Single by Ski Mask the Slump God
- Released: July 24, 2020
- Genre: Political hip hop; Hip hop;
- Length: 1:42
- Label: Victor Victor; Republic;
- Songwriters: Stokeley Clevon Goulbourne; Kiowa Roukema;
- Producer: YoungKio;

Ski Mask the Slump God singles chronology
| "Carbonated Water" (2019) | "Burn the Hoods" (2020) | "Soda" (2020) |

Music video
- "Burn the Hoods" on YouTube

= Burn the Hoods =

2020 single by Ski Mask the Slump God

"Burn the Hoods" is a song by American rapper Ski Mask the Slump God, released on July 24, 2020 through Republic Records. It was written by Ski Mask the Slump God and YoungKio and produced by YoungKio.

== Background and composition ==
In an interview with Complex, Ski Mask said that the song was originally titled "Fuck Donald Trump". He said he wanted to write a song that would express his views on white supremacy and Donald Trump. He later changed the title to "Burn the Hoods", explaining that it was a way of referencing the hoods worn by members of the Ku Klux Klan. Ski Mask stated that the song was political, but wanted to keep its presentation true to the playful style he is known for in his music. Ski Mask also said that he wanted to use his platform to express his views on issues he considered wrong.

The song is built around a production described as resembling a horror movie score.
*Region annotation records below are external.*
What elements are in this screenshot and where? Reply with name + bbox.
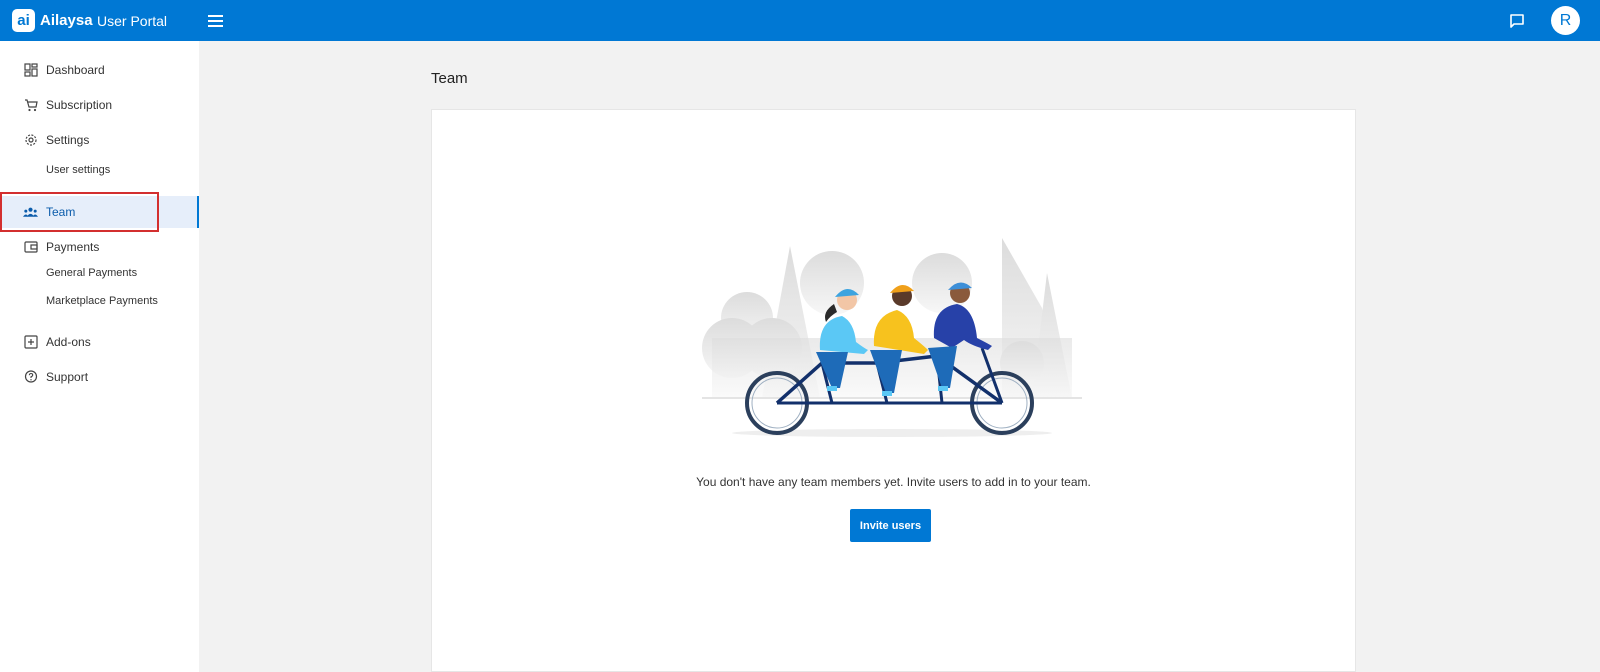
team-icon: [23, 205, 38, 220]
sidebar: Dashboard Subscription Settings User set…: [0, 41, 199, 672]
logo-text: ai: [17, 12, 30, 29]
team-empty-state-card: You don't have any team members yet. Inv…: [431, 109, 1356, 672]
sidebar-item-add-ons[interactable]: Add-ons: [0, 326, 199, 358]
tandem-bicycle-illustration: [702, 238, 1082, 437]
empty-state-message: You don't have any team members yet. Inv…: [696, 475, 1091, 489]
sidebar-item-label: Support: [46, 370, 89, 384]
sidebar-subitem-user-settings[interactable]: User settings: [46, 164, 110, 176]
user-avatar[interactable]: R: [1551, 6, 1580, 35]
sidebar-item-label: Subscription: [46, 98, 113, 112]
hamburger-menu-icon[interactable]: [204, 13, 226, 29]
ailaysa-logo-icon[interactable]: ai: [12, 9, 35, 32]
top-bar: ai Ailaysa User Portal R: [0, 0, 1600, 41]
sidebar-item-settings[interactable]: Settings: [0, 124, 199, 156]
sidebar-item-subscription[interactable]: Subscription: [0, 89, 199, 121]
sidebar-item-payments[interactable]: Payments: [0, 231, 199, 263]
invite-users-button[interactable]: Invite users: [850, 509, 931, 542]
sidebar-item-label: Add-ons: [46, 335, 91, 349]
plus-box-icon: [23, 335, 38, 350]
sidebar-item-dashboard[interactable]: Dashboard: [0, 54, 199, 86]
help-icon: [23, 370, 38, 385]
sidebar-item-label: Settings: [46, 133, 90, 147]
sidebar-item-team[interactable]: Team: [0, 196, 199, 228]
cart-icon: [23, 98, 38, 113]
sidebar-item-label: Team: [46, 205, 76, 219]
sidebar-subitem-marketplace-payments[interactable]: Marketplace Payments: [46, 295, 158, 307]
sidebar-subitem-general-payments[interactable]: General Payments: [46, 267, 137, 279]
page-title: Team: [431, 70, 468, 87]
brand-subtitle: User Portal: [97, 13, 168, 29]
chat-icon[interactable]: [1508, 12, 1526, 30]
sidebar-item-label: Payments: [46, 240, 100, 254]
wallet-icon: [23, 240, 38, 255]
sidebar-item-support[interactable]: Support: [0, 361, 199, 393]
gear-icon: [23, 133, 38, 148]
dashboard-icon: [23, 63, 38, 78]
brand-name[interactable]: Ailaysa: [40, 12, 93, 29]
sidebar-item-label: Dashboard: [46, 63, 105, 77]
Ski Mask the Slump God delivers the track with off-kilter rhyme patterns, while his vocals are characterized by an energetic and forceful delivery.

== Personnel ==
Credits adapted from Apple Music.

- Stokeley Clevon Goulbourne – artist, songwriter
- Kiowa Roukema – songwriter, producer
- Slice - mixing engineer

==Charts==

Chart performance for "Burn the Hoods"
| Chart (2020) | Peak position |
|---|---|
| US Bubbling Under Hot 100 (Billboard) | 22 |

== Music video ==
A music video directed by Cole Bennett was also released on July 24, 2020. The video opens with Ski Mask the Slump God standing in front of a burning Confederate flag. It then depicts Ski Mask and his crew attacking members of the Ku Klux Klan during a riot in a wooded area while wearing blue jumpsuits featuring the Ghostbusters logo.